Editor's Note: Article originally published March 16, 2016.
While driving back from Lake Tahoe last weekend, I received a call from a dear friend who was in a very foul mood.
Following the advice of another newsletter that I won't mention, he bailed out of all his stocks at the February 11 bottom. After all, wasn't the Dow Average headed straight to 3,000?
Despite market volatility doubling, multinationals getting crushed by the weak euro, and the Federal Reserve now on a rate rising path, here we are with the major stock indexes just short of all time highs.
Why the hell are stocks still going up?
I paused for a moment as a kid driving a souped up Honda weaved into my lane on Interstate 80, cutting me off. Then I gave my friend my response, which I summarize below:
1) There is nothing else to buy. Complain all you want, but US equities are now one of the world's highest yielding securities, with a lofty 2% dividend. A staggering 50% of S&P 500 stocks now yield more than US Treasury bonds (NYSEARCA:TLT). That compares to two thirds of all developed world debt offering negative rates and US Treasuries at 1.90%.
2) Oil prices have bottomed, but remain incredibly low, and the windfall cost savings are only just beginning to be felt around the world.
3) While the weak euro (NYSEARCA:FXE) is definitely eating into large multinational earnings, we are probably approaching the end of the move. The cure for a weak euro is a weak euro. The worst may be behind for US exporters.
4) What follows a collapse in European economic growth? A European recovery, powered by a weak currency. European quantitative easing is working.
5) What follows a Japanese economic collapse? A recovery there too, as hyper accelerating QE feeds into the main economy. Japanese stocks are now among the world's cheapest. The Japanese yen (NYSEARCA:FXY) will probably FALL for the rest of the year, adding more fuel to the fire.
6) While the next move in interest rates will certainly be up, it is not going to move the needle on corporate P&Ls for a very long time. We might see a ¼% hike and then done, and that probably won't happen until the second half of 2016. In a deflationary world, there is no room for more. At least, that's what my friend Janet tells me.
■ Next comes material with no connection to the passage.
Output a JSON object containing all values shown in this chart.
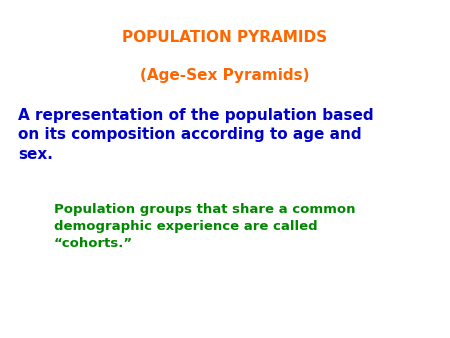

This will make absolutely no difference to the large number of high growth corporations, like technology firms, that don't borrow at all.
7) Technology everywhere is accelerating at an immeasurable pace, causing profits to do likewise. You see this in biotech, where blockbuster new drugs are being announced almost weekly.
See the new Alzheimer's cure? It involves extracting the cells from the brains of alert 95 year olds, cloning them, and then injecting them into early stage Alzheimer's patients. The success rate has been 70%. That one alone could be worth $5 billion. I might be a user of this cure myself someday.
8) US companies are still massive buyers of their own stock, over $200 billion worth in 2015. This has created a free put option for investors for the most aggressive companies, like Apple (NASDAQ:AAPL), IBM (NYSE:IBM), Exxon (NYSE:XOM), Wells Fargo (NYSE:WFC), and Intel (NASDAQ:INTC), the top five repurchasers. They have nothing else to buy either. American International Group, Inc. (NYSE:AIG) has mandated the repurchase of an amazing 25% of its outstanding float.
They are jacking up dividend payouts at a frenetic pace as well, and are expected to return more than $430 billion in payouts this year.
9) Oil has bottomed, making the entire energy sector the "BUY" of the century, dragging the indexes up as well, even though it now accounts for only 5% of total market capitalization. This is why I made energy my number one performing pick this year.
10) Ditto for the banks, which were dragged down by falling interest rates for most of 2015. Reverse that trend this year, and you have another major impetus to drive stock indexes higher.
My friend was somewhat taken back, dazzled, and nonplussed by my out of consensus comments. He asked me if I could think of anything that might trigger a new bear market, or at least a major correction.
The traditional causes of recessions, oil price and interest rate spikes, are nowhere on the horizon. In fact, the prices for these two commodities, energy and money, are near all time lows.
Then I thought of one big one. Donald Trump could get elected president in November.
With that, I told my friend I had to hang up, as another kid driving a souped up Shelby Cobra GT 500, obviously stolen, was weaving back an forth in front of me requiring my attention.
Where is a cop when you need them?
Disclosure: I/we have no positions in any stocks mentioned, and no plans to initiate any positions within the next 72 hours.
I wrote this article myself, and it expresses my own opinions. I am not receiving compensation for it. I have no business relationship with any company whose stock is mentioned in this article.